Amateurs de spectaculaire, passez votre chemin : il n’y a rien à voir. Ici, pas de diva, pas de divo, pas de divan. Pas de dieux faisant subir d’épouvantables destins à de pauvres mortels, pas de névrosées finissant l’œuvre en se suicidant ni de pauvres héros seuls contre tous. Dans cette musique, tout est très mesuré, très british, pourrions-nous dire mais en aucun cas ennuyeux même s’il s’agit de musique sacrée, vocale a cappella et essentiellement en latin.
Pour situer le musicien, disons que Thomas Tallis était un compositeur anglais de la Renaissance et, en tant que membre de la Chapelle royale, il s’est trouvé vivre à une époque pour le moins troublée et inconfortable, religieusement parlant. En effet, catholique convaincu et constant, les monarques pour lesquels il a travaillé ont quant à eux assez régulièrement marqué des alternances confessionnelles sans jamais pourtant l’inquiéter outre mesure.
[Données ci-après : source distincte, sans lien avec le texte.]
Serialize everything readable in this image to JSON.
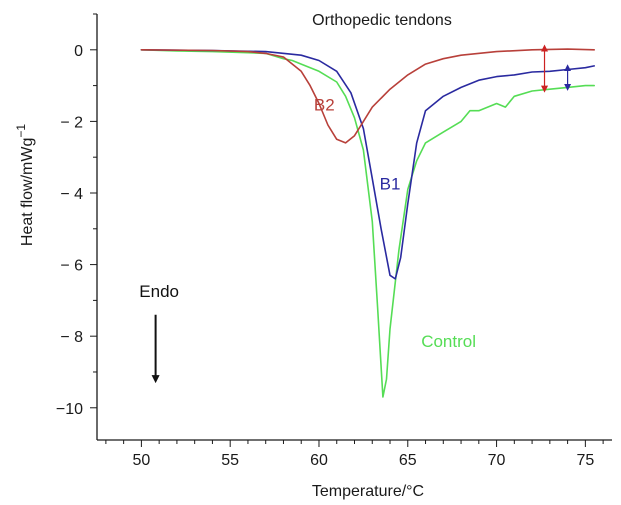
{
  "chart_data": {
    "type": "line",
    "title": "Orthopedic tendons",
    "xlabel": "Temperature/°C",
    "ylabel_main": "Heat flow/mWg",
    "ylabel_sup": "−1",
    "xlim": [
      47.5,
      76.5
    ],
    "ylim": [
      -10.9,
      1.0
    ],
    "x_ticks": [
      50,
      55,
      60,
      65,
      70,
      75
    ],
    "x_tick_labels": [
      "50",
      "55",
      "60",
      "65",
      "70",
      "75"
    ],
    "y_ticks": [
      0,
      -2,
      -4,
      -6,
      -8,
      -10
    ],
    "y_tick_labels": [
      "0",
      "− 2",
      "− 4",
      "− 6",
      "− 8",
      "−10"
    ],
    "grid": false,
    "series": [
      {
        "name": "Control",
        "color": "#55dd55",
        "points": [
          [
            50,
            0
          ],
          [
            52,
            -0.03
          ],
          [
            54,
            -0.05
          ],
          [
            56,
            -0.08
          ],
          [
            57,
            -0.1
          ],
          [
            58,
            -0.25
          ],
          [
            58.5,
            -0.3
          ],
          [
            59,
            -0.4
          ],
          [
            60,
            -0.6
          ],
          [
            61,
            -0.9
          ],
          [
            61.5,
            -1.3
          ],
          [
            62,
            -1.9
          ],
          [
            62.5,
            -2.8
          ],
          [
            63,
            -4.8
          ],
          [
            63.3,
            -7.2
          ],
          [
            63.6,
            -9.7
          ],
          [
            63.8,
            -9.2
          ],
          [
            64,
            -7.8
          ],
          [
            64.5,
            -5.6
          ],
          [
            65,
            -3.9
          ],
          [
            65.5,
            -3.1
          ],
          [
            66,
            -2.6
          ],
          [
            67,
            -2.3
          ],
          [
            68,
            -2.0
          ],
          [
            68.5,
            -1.7
          ],
          [
            69,
            -1.7
          ],
          [
            70,
            -1.5
          ],
          [
            70.5,
            -1.6
          ],
          [
            71,
            -1.3
          ],
          [
            72,
            -1.15
          ],
          [
            73,
            -1.1
          ],
          [
            74,
            -1.05
          ],
          [
            75,
            -1.0
          ],
          [
            75.5,
            -1.0
          ]
        ]
      },
      {
        "name": "B1",
        "color": "#2a2aa0",
        "points": [
          [
            50,
            0
          ],
          [
            54,
            -0.02
          ],
          [
            57,
            -0.05
          ],
          [
            59,
            -0.15
          ],
          [
            60,
            -0.3
          ],
          [
            61,
            -0.6
          ],
          [
            61.8,
            -1.2
          ],
          [
            62.5,
            -2.2
          ],
          [
            63,
            -3.6
          ],
          [
            63.5,
            -5.0
          ],
          [
            64,
            -6.3
          ],
          [
            64.3,
            -6.4
          ],
          [
            64.6,
            -5.8
          ],
          [
            65,
            -4.3
          ],
          [
            65.5,
            -2.6
          ],
          [
            66,
            -1.7
          ],
          [
            67,
            -1.3
          ],
          [
            68,
            -1.05
          ],
          [
            69,
            -0.85
          ],
          [
            70,
            -0.75
          ],
          [
            71,
            -0.7
          ],
          [
            72,
            -0.62
          ],
          [
            73,
            -0.6
          ],
          [
            74,
            -0.55
          ],
          [
            75,
            -0.5
          ],
          [
            75.5,
            -0.45
          ]
        ]
      },
      {
        "name": "B2",
        "color": "#b8403a",
        "points": [
          [
            50,
            0
          ],
          [
            54,
            -0.02
          ],
          [
            56,
            -0.05
          ],
          [
            57,
            -0.1
          ],
          [
            58,
            -0.2
          ],
          [
            59,
            -0.6
          ],
          [
            59.5,
            -1.0
          ],
          [
            60,
            -1.5
          ],
          [
            60.5,
            -2.1
          ],
          [
            61,
            -2.5
          ],
          [
            61.5,
            -2.6
          ],
          [
            62,
            -2.4
          ],
          [
            62.5,
            -2.0
          ],
          [
            63,
            -1.6
          ],
          [
            64,
            -1.1
          ],
          [
            65,
            -0.7
          ],
          [
            66,
            -0.4
          ],
          [
            67,
            -0.25
          ],
          [
            68,
            -0.15
          ],
          [
            70,
            -0.05
          ],
          [
            72,
            0
          ],
          [
            74,
            0.02
          ],
          [
            75.5,
            0
          ]
        ]
      }
    ],
    "annotations": [
      {
        "text": "B2",
        "x": 60.3,
        "y": -1.7,
        "color": "#b8403a"
      },
      {
        "text": "B1",
        "x": 64.0,
        "y": -3.9,
        "color": "#2a2aa0"
      },
      {
        "text": "Control",
        "x": 67.3,
        "y": -8.3,
        "color": "#55dd55"
      },
      {
        "text": "Endo",
        "x": 51.0,
        "y": -6.9,
        "color": "#111111"
      }
    ],
    "arrows": [
      {
        "name": "endo-arrow",
        "x": 50.8,
        "y_from": -7.4,
        "y_to": -9.2,
        "color": "#111111",
        "heads": "end"
      },
      {
        "name": "b2-delta-arrow",
        "x": 72.7,
        "y_from": 0.05,
        "y_to": -1.1,
        "color": "#cc2222",
        "heads": "both"
      },
      {
        "name": "b1-delta-arrow",
        "x": 74.0,
        "y_from": -0.5,
        "y_to": -1.05,
        "color": "#2a2aa0",
        "heads": "both"
      }
    ]
  }
}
Citons Henry VIII (catholique puis anglican), Édouard VI (anglican), Marie Tudor (catholique) et enfin Elizabeth I (anglicane).
L’objet qui nous occupe aujourd’hui est un coffret bleuté renfermant – pour un prix très modique – l’intégrale de la musique du compositeur, le tout réparti sur dix CD. Il s’agit en fait d’une réédition sous une forme légèrement différente d’un coffret précédemment sorti chez le même éditeur qui lui-même l’avait repris chez l’éditeur original du groupe, à savoir Signum Classics (vous suivez ?). Le « bonus » ici tenant essentiellement à la présence du CD-ROM contenant les textes et leur traduction en anglais.
En effet, entre 1996 et 2004, le groupe Chapelle du Roi formé à la base de huit jeunes chanteurs (fondé en 1994) et dirigé par Alistair Dixon (né en 1961 et membre de l’actuelle Chapelle royale de sa Gracieuse Majesté) a patiemment entrepris l’enregistrement, disque par disque, de la totalité de la musique disponible de Tallis. À chaque sortie d’un nouveau volume, la critique a toujours salué la réussite des chanteurs et de leur chef. Chaque facette de l’art du compositeur a ainsi été traitée, souvent de manière chronologique : musiques catholique, anglicane, latine, anglaise, profane et même instrumentale. Si certaines pièces comme l’archi-célèbre Spem in alium à 40 voix bénéficiaient déjà de nombreux enregistrements, d’autres ont alors vu leur toute première gravure et nous avons pu découvrir des œuvres non seulement intéressantes mais en plus, ce qui ne gâche rien, très bien interprétées. Pour la petite histoire, il faut savoir que nos musiciens se doublent également de musicologues puisqu’une maison d’édition qui leur est associée publie les partitions modernes de ce qu’ils chantent.
Pour en revenir à la musique et en dépit de ce que l’on pourrait penser de prime abord, l’ensemble est assez varié aussi bien dans le traitement des voix qui passe de la plus parfaite homophonie au tissu contrapuntique le plus serré, permettant parfois de faire claquer des syllabes d’un chanteur à un autre, que dans le style. En effet, de temps à autre au détour d’un fragment de messe ou de motet, c’est pratiquement une chanson profane parisienne ou bien une pièce dans l’esprit de celles de son ami William Byrd que nous croyons entendre ! À d’autres moments, le ton est plus sévère et l’aspect musique sacrée est là bien présent. Un dernier point concernant la musique instrumentale (luth, clavecin ou orgue) : ces pièces ne sont pas originales mais constituent des adaptations ou des arrangements, et sont souvent contemporaines du compositeur.
Pour conclure, si ce coffret ne constitue pas vraiment une nouveauté, les amateurs de musique de la Renaissance en mal d’intégrales bien réalisées et peu onéreuses trouveront là leur bonheur.